That is probably not news to anyone who worked with any data. If not, I’m glad you have read the title.
“But we now have all the data science and big data technologies, which solve it, so what you are on about?”
Do you remember some of the movies, where the heroes are trying to find a treasure? They get through a maze to a cave and after overcoming several traps they get to the treasure chest. They grab the top of the chest and slowly open it, with the light shining on our heroes. For whatever reason, there is a light bulb in there. The camera moves inside the chest and you watch several surprised faces looking in. Do you know what the treasure was? The friendship that was created on the way, of course. It was in them the whole time. Unfortunate for Joey whose head was chopped off by a massive axe dropping of the ceiling.
Anyway, where were we? Managing data. Right…

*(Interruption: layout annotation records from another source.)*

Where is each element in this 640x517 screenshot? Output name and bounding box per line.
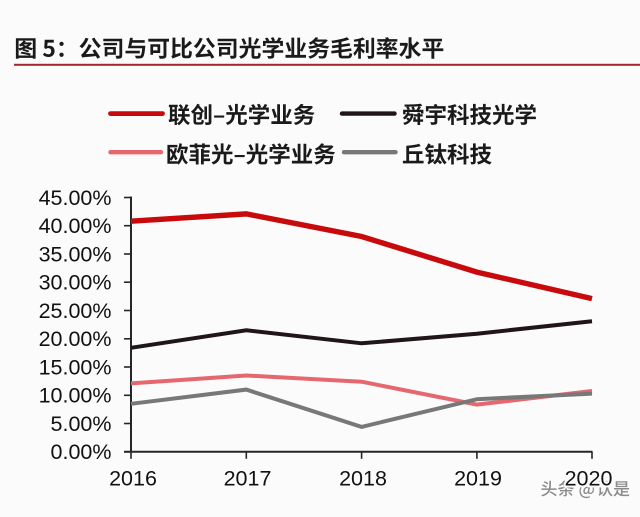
svg-text:2019: 2019 bbox=[454, 467, 502, 491]
svg-text:15.00%: 15.00% bbox=[39, 355, 112, 379]
svg-text:30.00%: 30.00% bbox=[39, 271, 112, 295]
svg-text:2018: 2018 bbox=[339, 467, 387, 491]
svg-text:40.00%: 40.00% bbox=[39, 214, 112, 238]
svg-text:25.00%: 25.00% bbox=[39, 299, 112, 323]
svg-text:35.00%: 35.00% bbox=[39, 242, 112, 266]
svg-text:5.00%: 5.00% bbox=[51, 412, 112, 436]
svg-text:20.00%: 20.00% bbox=[39, 327, 112, 351]
svg-text:2020: 2020 bbox=[565, 467, 613, 491]
svg-text:2017: 2017 bbox=[224, 467, 272, 491]
svg-text:0.00%: 0.00% bbox=[51, 440, 112, 464]
svg-text:10.00%: 10.00% bbox=[39, 384, 112, 408]
svg-text:2016: 2016 bbox=[109, 467, 157, 491]
svg-text:45.00%: 45.00% bbox=[39, 186, 112, 210]
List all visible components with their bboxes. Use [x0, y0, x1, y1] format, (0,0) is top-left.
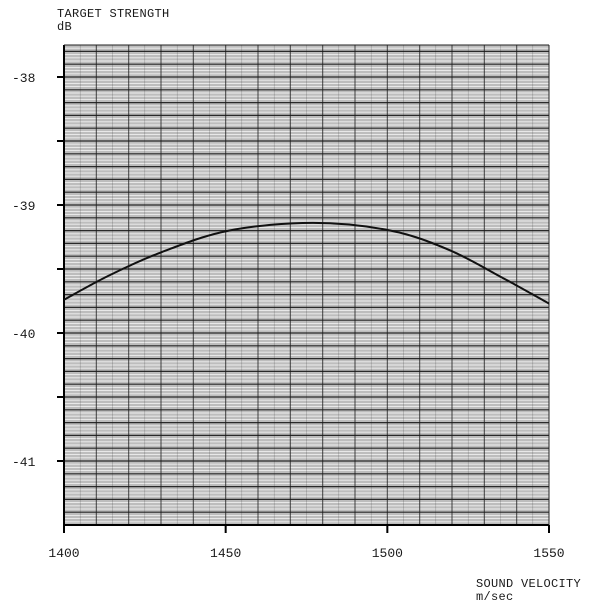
chart-grid	[63, 44, 550, 526]
y-tick-label: -39	[12, 199, 35, 214]
data-curve	[63, 221, 550, 305]
plot-frame	[63, 44, 550, 526]
y-tick-label: -40	[12, 327, 35, 342]
x-tick-label: 1400	[48, 546, 79, 561]
x-axis-title-text: SOUND VELOCITY	[476, 577, 582, 591]
y-tick-label: -41	[12, 455, 36, 470]
x-axis-unit: m/sec	[476, 590, 514, 604]
y-tick-label: -38	[12, 71, 35, 86]
y-axis-title-text: TARGET STRENGTH	[57, 7, 170, 21]
x-tick-label: 1500	[372, 546, 403, 561]
y-axis-unit: dB	[57, 20, 73, 34]
axis-ticks	[57, 76, 550, 533]
tick-labels: -38 -39 -40 -41 1400 1450 1500 1550	[12, 71, 565, 561]
x-tick-label: 1550	[533, 546, 564, 561]
x-tick-label: 1450	[210, 546, 241, 561]
y-axis-title: TARGET STRENGTH dB	[57, 8, 170, 34]
x-axis-title: SOUND VELOCITY m/sec	[476, 578, 581, 604]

Same for data management. It is in you the whole time and it is unlikely that another technology will sort out your problem. Think about some basic piece of data of yours. For example one of your client’s address. Now take a stab at how many copies of it you have. Is it 1? Maybe 5? What about a thousand? Do you think it’s ridiculous? Maybe.
“We have it in our CRM system and it’s our source of truth, so we have it just once.” How did you obtain the address? Did they send it to you through email? Personal conversation? Or do you have it on a paper contract? How did you get it to the CRM system? Is it from some other system? What is an integration like – manual monthly bulk upload or automated real-time replication?
All of a sudden, you might have it in email, paper, a bulk upload file stored on a shared file system and staff personal laptop.
Then you might have in your order system, your service desk and some third party that manages shipping. All of those places will have it in a slightly different format. Why? Because every single system and move of data from one place to another was done by different people independently, so it would be real luck to have it consistent everywhere.
Once a while you run a report and an export which you save down or send somewhere. So again, it will be on emails, office365, laptops, mobile phones. Now back up each device on daily basis and you have easily a thousand copies. #winningTheArgument
Now when a client changes address, what happens? Where do you change it? Do you delete and update everything?
No, I don’t want you to modify your backups, calm down.
Or do you do it only in a place where you immediately need to? Does everyone know that they can’t use any of the versions in emails, files and other systems? And same as for any change; a new accidental mistake can be introduced, such as a typo or copy-pasting postcode into an address field and the other way around. So now you might have the address two thousand times in 7 versions while none of them is 100% correct. Post office deals with some typos, so you don’t even have to fix all of the mistakes, do you?
You hire a new administrator – how can they decide which address is correct? Fun, huh?
So there is a lot of people, systems and processes which are fairly independent because they have not been designed around data, but around operational needs, responsibilities and organisational structure. Which, to be fair, makes sense. There is no point in having all shining data when you are not able to ship a toothbrush to your neighbour. You need to make sure that someone orders it from a manufacturer, picks it up and pays for it, puts it to a warehouse, takes the customer’s order, packages it, ships it and delivers it. Plus someone needs to deal with the complaint that the bamboo toothbrush with charcoal fur (or how is it called) does not fix 50 years of neglect in one single movement.
It’s all in your and your hands only.
I went on a completely different tangent than I’ve originally wanted, so there will be some more related posts coming. It’s also been a while and I know my man PD can’t wait to read something.